起源に帝国が関わる余地はどこにあるのだろう。全く関係のないことを無理やりつなげて論じる応用力のようなものが試されている?
他の問題にもそのような傾向がある。
帝国の起源を魔法の適性を用いていて答えよ。……これもどういうことだ?
帝国の起源と適性? 成り立ちならば、五元素の適性を持った者が力を持ち、支配者階級として台頭し、それを取りまとめていた者が皇帝になったという風に説明は出来る。
だが、起源と魔法適性の関係は? 直接的な関係はないはずだ……。問題文のミスか?
俺は額にじっとりと汗が滲むのを感じながら、眉間に深い皺を刻んだ。何度問題文を読み返しても、しっくりくる答えが見つからない。
全ての問題に論理的に答えるのがむずかしかった。そのせいで制限時間ギリギリまで考える羽目になり、さらに、設けられた空欄に収まらない文章量を記入する必要があった。
鉛筆を握る手に自然と力が入った。
だが、俺の前の席に座るどこか既視感のある銀髪の少女。俺がこんなにも苦戦しているというのに、彼女は早々に手を止め、机に突っ伏して居眠りを始めていた。
妙に引っかかる銀髪だ。どこかで見た覚えがある。しかし、その顔に記憶はない。
この状況で居眠りとは、肝が据わっている。本当にこの試験を捨てているのか?
もしかしたら、この不可解な問題の真意をあっという間に理解し、その上で不要だと判断したのか?

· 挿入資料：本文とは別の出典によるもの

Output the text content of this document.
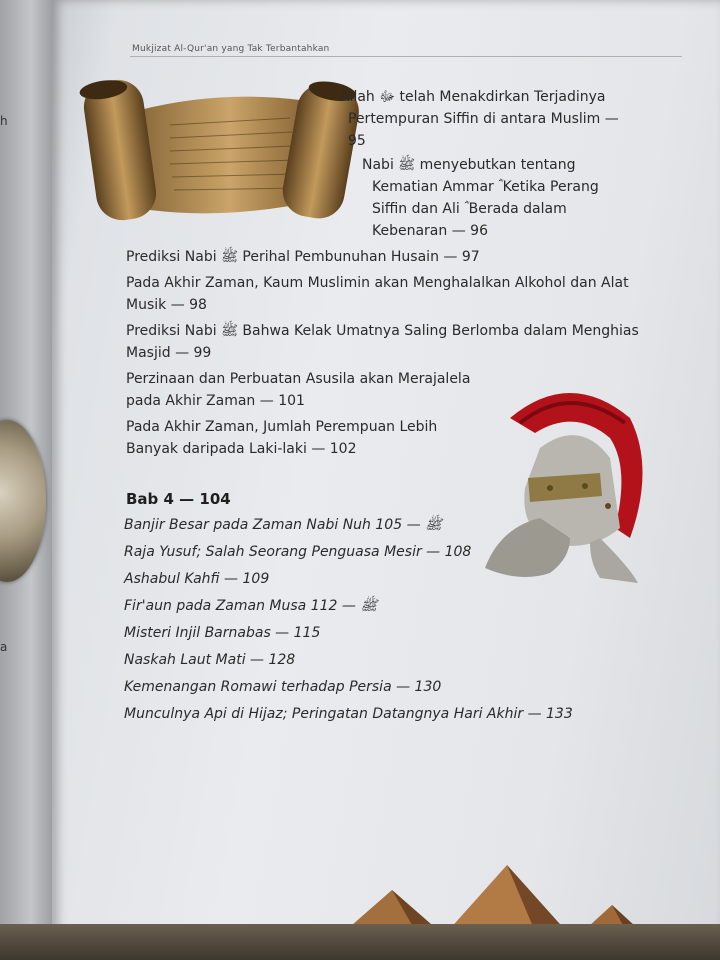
h
a
Mukjizat Al-Qur'an yang Tak Terbantahkan
Allah ﷻ telah Menakdirkan Terjadinya
Pertempuran Siffin di antara Muslim —
95
Nabi ﷺ menyebutkan tentang
Kematian Ammar ؓ Ketika Perang
Siffin dan Ali ؓ Berada dalam
Kebenaran — 96
Prediksi Nabi ﷺ Perihal Pembunuhan Husain — 97
Pada Akhir Zaman, Kaum Muslimin akan Menghalalkan Alkohol dan Alat
Musik — 98
Prediksi Nabi ﷺ Bahwa Kelak Umatnya Saling Berlomba dalam Menghias
Masjid — 99
Perzinaan dan Perbuatan Asusila akan Merajalela
pada Akhir Zaman — 101
Pada Akhir Zaman, Jumlah Perempuan Lebih
Banyak daripada Laki-laki — 102
Bab 4 — 104
Banjir Besar pada Zaman Nabi Nuh ﷺ — 105
Raja Yusuf; Salah Seorang Penguasa Mesir — 108
Ashabul Kahfi — 109
Fir'aun pada Zaman Musa ﷺ — 112
Misteri Injil Barnabas — 115
Naskah Laut Mati — 128
Kemenangan Romawi terhadap Persia — 130
Munculnya Api di Hijaz; Peringatan Datangnya Hari Akhir — 133
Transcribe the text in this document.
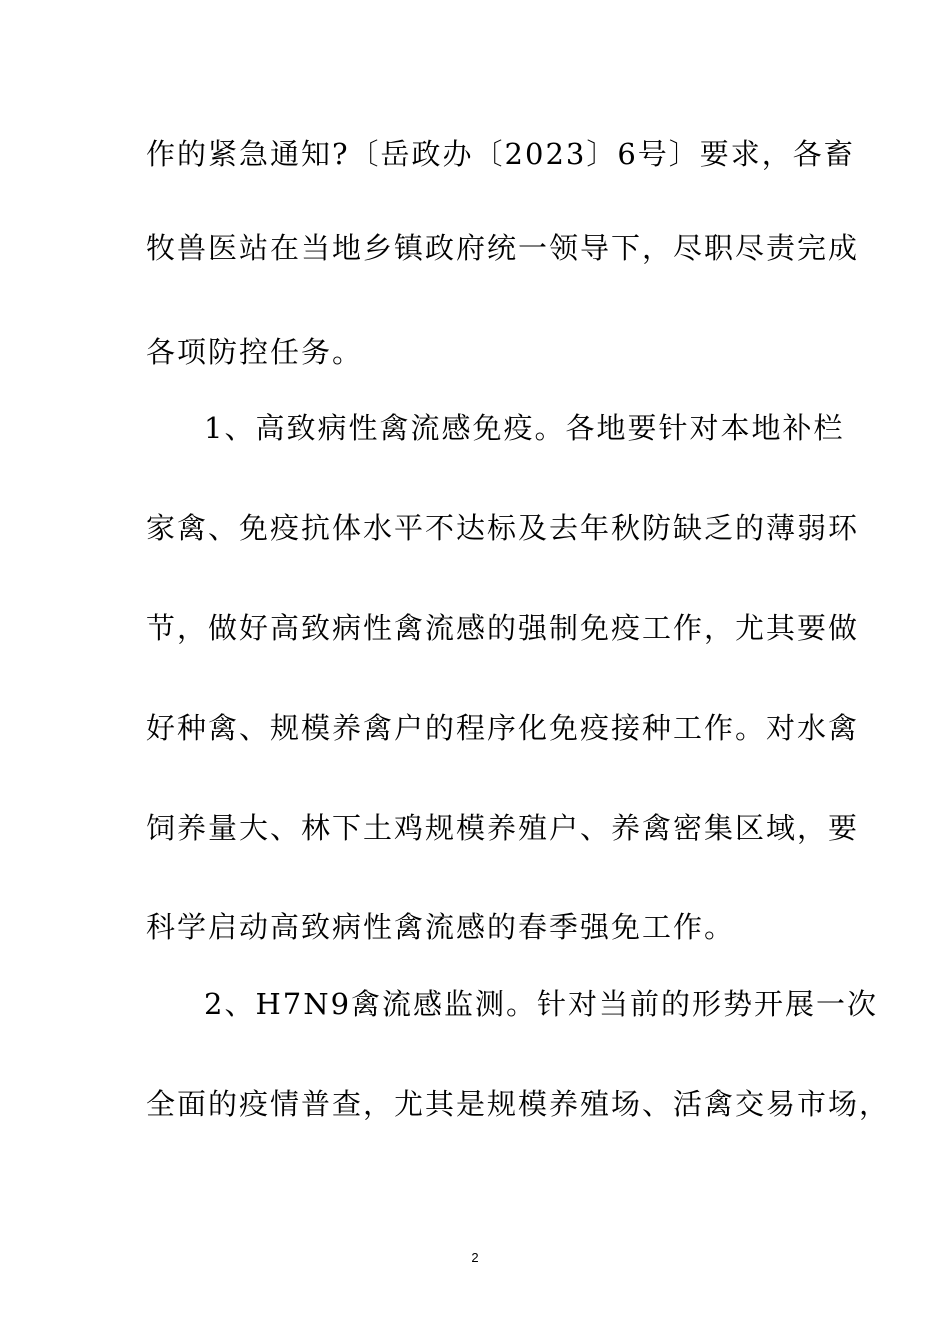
作的紧急通知?〔岳政办〔2023〕6号〕要求，各畜
牧兽医站在当地乡镇政府统一领导下，尽职尽责完成
各项防控任务。
1、高致病性禽流感免疫。各地要针对本地补栏
家禽、免疫抗体水平不达标及去年秋防缺乏的薄弱环
节，做好高致病性禽流感的强制免疫工作，尤其要做
好种禽、规模养禽户的程序化免疫接种工作。对水禽
饲养量大、林下土鸡规模养殖户、养禽密集区域，要
科学启动高致病性禽流感的春季强免工作。
2、H7N9禽流感监测。针对当前的形势开展一次
全面的疫情普查，尤其是规模养殖场、活禽交易市场，
2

いや、ありえない。ただこの科目を捨てているだけだろう。
……まあ俺には関係ない。
最後に、魔法論理の小論文。
魔法と魔力の関係について簡潔に論じよとある。
これはまあ大丈夫だろう。相対性理論を魔法に適用して説明すればいいだけだ。
「ふぅ……」
全ての試験が終了して、思わずため息をついてしまう。周囲からも、安堵と疲労、そして一部からは不満が混じったようなざわめきが聞こえてきた。
正直この筆記試験を舐めていた。ここまで問題が難しいとは思っていなかったからだ。
基礎的な知識を測るための数学と歴史。論理的な思考力を問うための魔法理論。
その様に考えていたが、それだけじゃなかったようだ。応用力や柔軟性が問われているとは思わなかった。
流石は名門だ。
何はともあれ。すべての試験は終わった。
一日目の実技試験ではおそらく及第点を取れているはずだ。
二日目の筆記試験ではかなりの高得点が予想できる。
たぶん、受かっただろう。これで落ちるなら難関が過ぎる。